Le sonreí a Hollus; había esperado que me diese una respuesta estadística precisa.
—Bastante remotas, sí —dije.
—Pero la elección no es aleatoria; Dios lo diseñó así.
Dejé escapar un largo suspiro.
—Simplemente no puedo aceptarlo —dije.
—Lo sé —aseveró Hollus, sonando como si le pesase mi ignorancia—. Mire —dijo después de un momento—. No se trata de misticismo. Creo en Dios porque científicamente tiene sentido que lo haga; es más, sospecho que Dios existe en este universo debido a la ciencia.
Empezaba a dolerme la cabeza.
—¿Cómo es eso?
—Como dije antes, nuestro universo es cerrado… y con el tiempo volverá a colapsar en un big crunch. Un acontecimiento similar se produjo después de miles de mil ones de años en el universo anterior a éste… y con miles de millones de años, ¿quién sabe qué cosas fenomenales podrían ser posibles para la ciencia? Vamos, podría incluso ser posible que una inteligencia, o una estructura de datos que la represente, sobreviviese a un big crunch y existiese de nuevo en el siguiente ciclo de la creación. Tal entidad es posible que posea ciencia suficiente para permitirle influir en los parámetros del siguiente ciclo, creando un universo diseñado en el que la entidad renacería armada ya con miles de millones de años de conocimientos y sabiduría.

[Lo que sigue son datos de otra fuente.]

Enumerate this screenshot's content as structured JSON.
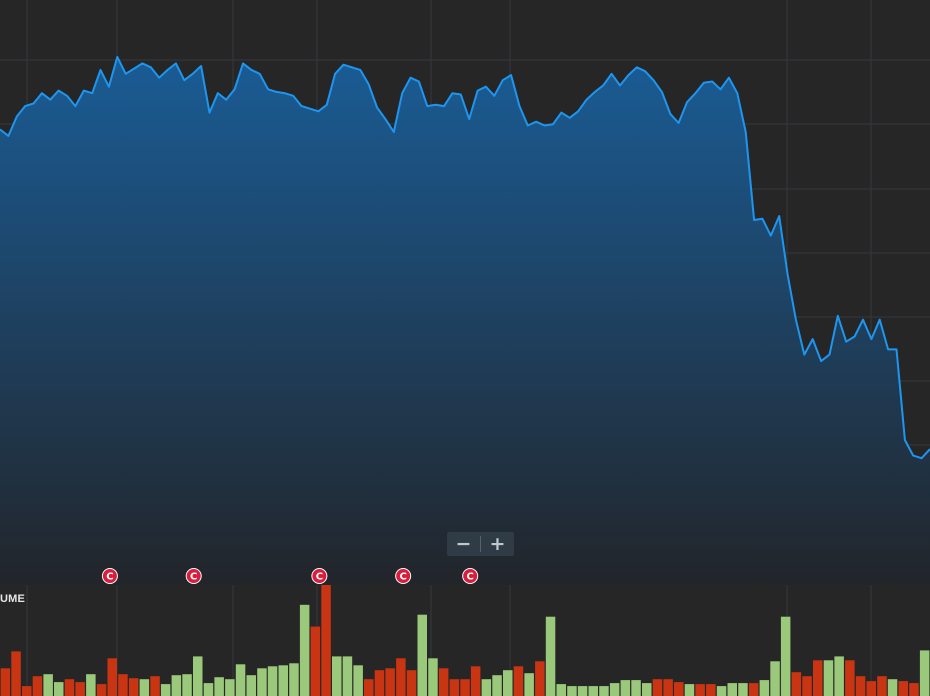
{
  "chart_data": [
    {
      "type": "area",
      "series": [
        {
          "values": [
            352,
            347,
            362,
            370,
            372,
            380,
            375,
            382,
            378,
            370,
            382,
            380,
            398,
            385,
            408,
            395,
            399,
            403,
            400,
            392,
            398,
            403,
            390,
            395,
            401,
            365,
            380,
            375,
            383,
            403,
            398,
            395,
            383,
            381,
            380,
            378,
            370,
            368,
            366,
            371,
            395,
            402,
            400,
            398,
            387,
            369,
            360,
            350,
            380,
            392,
            389,
            370,
            371,
            370,
            380,
            379,
            360,
            382,
            385,
            378,
            390,
            394,
            370,
            355,
            358,
            355,
            356,
            365,
            361,
            366,
            375,
            381,
            386,
            395,
            386,
            394,
            400,
            397,
            390,
            381,
            364,
            357,
            373,
            380,
            388,
            389,
            383,
            392,
            380,
            350,
            282,
            283,
            270,
            285,
            240,
            205,
            178,
            190,
            173,
            178,
            208,
            188,
            192,
            205,
            190,
            205,
            182,
            182,
            112,
            100,
            98,
            105
          ]
        }
      ],
      "ylim": [
        0,
        452
      ],
      "grid": true
    },
    {
      "type": "bar",
      "label": "VOLUME",
      "series": [
        {
          "values": [
            28,
            45,
            10,
            20,
            22,
            14,
            17,
            14,
            22,
            12,
            38,
            22,
            18,
            17,
            20,
            12,
            21,
            22,
            40,
            13,
            19,
            17,
            32,
            21,
            28,
            30,
            31,
            33,
            92,
            70,
            112,
            40,
            40,
            31,
            17,
            26,
            28,
            38,
            26,
            82,
            38,
            28,
            17,
            17,
            30,
            17,
            21,
            26,
            30,
            23,
            35,
            80,
            12,
            10,
            10,
            10,
            10,
            13,
            16,
            16,
            13,
            17,
            17,
            14,
            12,
            12,
            12,
            10,
            13,
            13,
            13,
            16,
            35,
            80,
            24,
            20,
            36,
            36,
            40,
            36,
            20,
            15,
            20,
            17,
            15,
            13,
            46
          ],
          "colors": [
            "r",
            "r",
            "r",
            "r",
            "g",
            "g",
            "r",
            "r",
            "g",
            "r",
            "r",
            "r",
            "r",
            "g",
            "r",
            "g",
            "g",
            "g",
            "g",
            "g",
            "g",
            "g",
            "g",
            "g",
            "g",
            "g",
            "g",
            "g",
            "g",
            "r",
            "r",
            "g",
            "g",
            "g",
            "r",
            "r",
            "r",
            "r",
            "r",
            "g",
            "g",
            "r",
            "r",
            "r",
            "r",
            "g",
            "g",
            "g",
            "r",
            "g",
            "r",
            "g",
            "g",
            "g",
            "g",
            "g",
            "g",
            "g",
            "g",
            "g",
            "g",
            "r",
            "r",
            "r",
            "g",
            "r",
            "r",
            "g",
            "g",
            "g",
            "r",
            "g",
            "g",
            "g",
            "r",
            "r",
            "r",
            "g",
            "g",
            "r",
            "r",
            "r",
            "r",
            "g",
            "r",
            "r",
            "g"
          ]
        }
      ],
      "palette": {
        "g": "#9bc97b",
        "r": "#c93512"
      }
    }
  ],
  "colors": {
    "background": "#262626",
    "line": "#1e96f0",
    "area_top": "#1a5c95",
    "area_bottom": "#22252a",
    "grid": "#34383d",
    "marker": "#d81e3c",
    "separator": "#8a8a8a"
  },
  "markers": [
    {
      "letter": "C",
      "index": 13
    },
    {
      "letter": "C",
      "index": 23
    },
    {
      "letter": "C",
      "index": 38
    },
    {
      "letter": "C",
      "index": 48
    },
    {
      "letter": "C",
      "index": 56
    }
  ],
  "volume_label": "UME",
  "zoom": {
    "minus": "−",
    "plus": "+"
  },
  "icons": {
    "zoom_out": "minus-icon",
    "zoom_in": "plus-icon",
    "marker": "event-c-icon"
  }
}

Negué con la cabeza; me había esperado algo mejor que el cuento de «hay tortugas hasta el fondo».
—Incluso si fuese así —dije—, eso no resolvería el problema de si existe o no Dios. Simplemente está retrasando la creación de la vida un paso más atrás. ¿Cómo se inició la vida en el universo anterior a éste? —fruncí el ceño—. Si no se puede explicar tal cosa, no se ha explicado nada.
—No creo que el ser que es nuestro Dios estuviese vivo —dijo Hollus—, en el sentido de ser una entidad biológica. Sospecho que éste es el primer universo en el que se han dado la biología y la evolución.
—Entonces ¿qué es ese ser Dios?
—No veo ninguna prueba aquí en la Tierra de que hayan obtenido inteligencia artificial.
A mí me parecía un non sequitur, pero asentí.
—Es cierto, aunque hay mucha gente trabajando en ese campo.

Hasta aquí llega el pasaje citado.